Śpiew ptaków za oknem, przemykające przez otwarte okno
promienie słońca powinny zwiastować kolejny udany dzień. Jeszcze tylko poranny prysznic,
lekkie śniadanko, nieodżałowana kawa, bez której ciężko się obudzić, i można
śmiało ruszać do pracy. Przecież nie każdy może sobie pozwolić na urlop,
właśnie wtedy, kiedy termometr ochoczo pnie się wyżej i wyżej, z każdą godziną
docierając do poziomu tropików. W taki dzień każdy marzy o tym, żeby chłód z
lodówki wypełnił całe mieszkanie, a człowiek najlepiej nie wychodziłby spod prysznica, który zaledwie tylko na moment
przynosi orzeźwienie. Kolejne sapanie, wzdychanie, achy, i pojękiwanie, jakby
to miało przynieść ulgę, przynosi jedynie wzrost ciśnienia, które nasila
działanie obciążonego już i tak przez upał serca. Krople potu lśnią niczym
olejek w blasku palącego południowego słońca, a klejące dłonie i słonawy smak
skóry nie jest najlepszym afrodyzjakiem.
Jednak człowiek przekornie w swym narzekaniu brnie dalej,
szuka sąsiada i zagaja rozmowę wdzięcznym tematem pogody, że tak duszno, słabo
i gorąco, że nie ma czym oddychać i że wszystko usycha, że w domu ściany
nagrzane, że już nie można wytrzymać…Cóż, ziemia woła o deszcz, pola niczym
pustynia, a warzywa na działce usychają, trawnik już dawno kapitulował, a rzeka
coraz węższe ma swe koryto i tylko niebo i słońce niestrudzenie cieszą tych,
którzy mają ten przywilej spędzania upałów na plaży czy basenie.
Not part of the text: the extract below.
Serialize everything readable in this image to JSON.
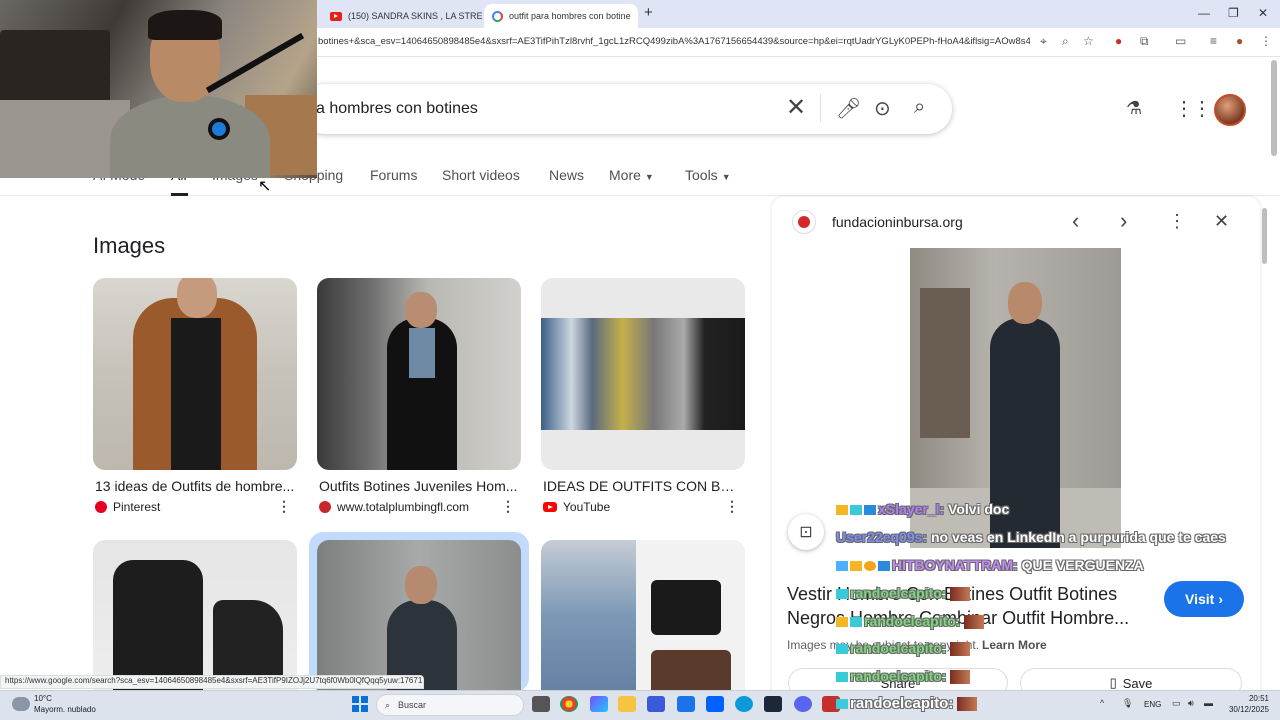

Piękne są
wczasy i wakacje w taką pogodę, gdy możesz leżeć nad chłodnym, jak zawsze,
Bałtykiem, gdzie smaganie wiatru i zimna woda przynoszą cudowne orzeźwienie,
szkoda tylko, że nie każdy planując wczasy może pół roku wcześniej przewidzieć
pogodę…
No dobra, czytasz i zastanawiasz się: po co te lamenty i
żale o pogodzie, o ludziach, którzy się cieszą i wypoczywają, o ludziach którzy
znów narzekają. No właśnie, po co? My Polacy jesteśmy z tego przecież znani, że
narzekamy, że wszystko jest złe, niesprawiedliwe, to polityka, to służba zdrowia, nawet pogoda,
i jak tu żyć bez stresu, spokojnie, bez zawału, doczekać spokojnej i
szczęśliwej starości, gdy do emerytury daleko. Nie dziwi więc fakt, że każdego
dnia w samej tylko Warszawie jest 20 zawałów, rocznie około 200 tys. osób
choruje na serce, a jedną z przyczyn tego jest stres, często chroniczny i
permanentny. Jednym ze źródeł owego stresu jest właśnie narzekanie. To jak
rzucie starej zużytej gumy, która już dawno straciła swój smak. Nie wiem czy
wiesz, ale kiedy narzekasz, to produkujesz zły cholesterol, podnosisz poziom
cukru we krwi, a Twój organizm wytwarza hormon stresu, zwany kortyzolem, w ten
sposób przygotowując się do walki. Tylko jak tu walczyć z pogodą? Czy Twoje
narzekanie i zaklinanie aury wpłyną na błękitne niebo i przyniosą chmury, czy
słupek rtęci w obawie i w popłochu przed Twoją złością schowa się niżej? Z całą
pewnością nie. Co zatem robić? Po pierwsze, to co trzeba. Trzeba chodzić do
pracy, nie można sobie pozwolić na lenistwo, kiedy nie ma urlopu. Można jednak
zadbać o wypoczynek taki, jak lubisz, nad wodą, lub na leżaku w cieniu. Może
lubisz opalanie, albo aktywność i nie straszne Ci słońce ani upał, więc idź na
rower, do parku pobiegać. Może wolisz bardziej spoczynek, to posłuchaj
przyjemnej muzyki, w misce z zimną wodą zaparkuj swoje nogi i ciesz się skąpym
odzieniem. Może najdzie Cię ochota na porcję pysznych lodów, albo zimne piwo,
może lampkę wina, i nie narzekaj, bo to Ci sił nie doda, a Twoje otoczenie
zniknie wkurzone na Twe marudzenie…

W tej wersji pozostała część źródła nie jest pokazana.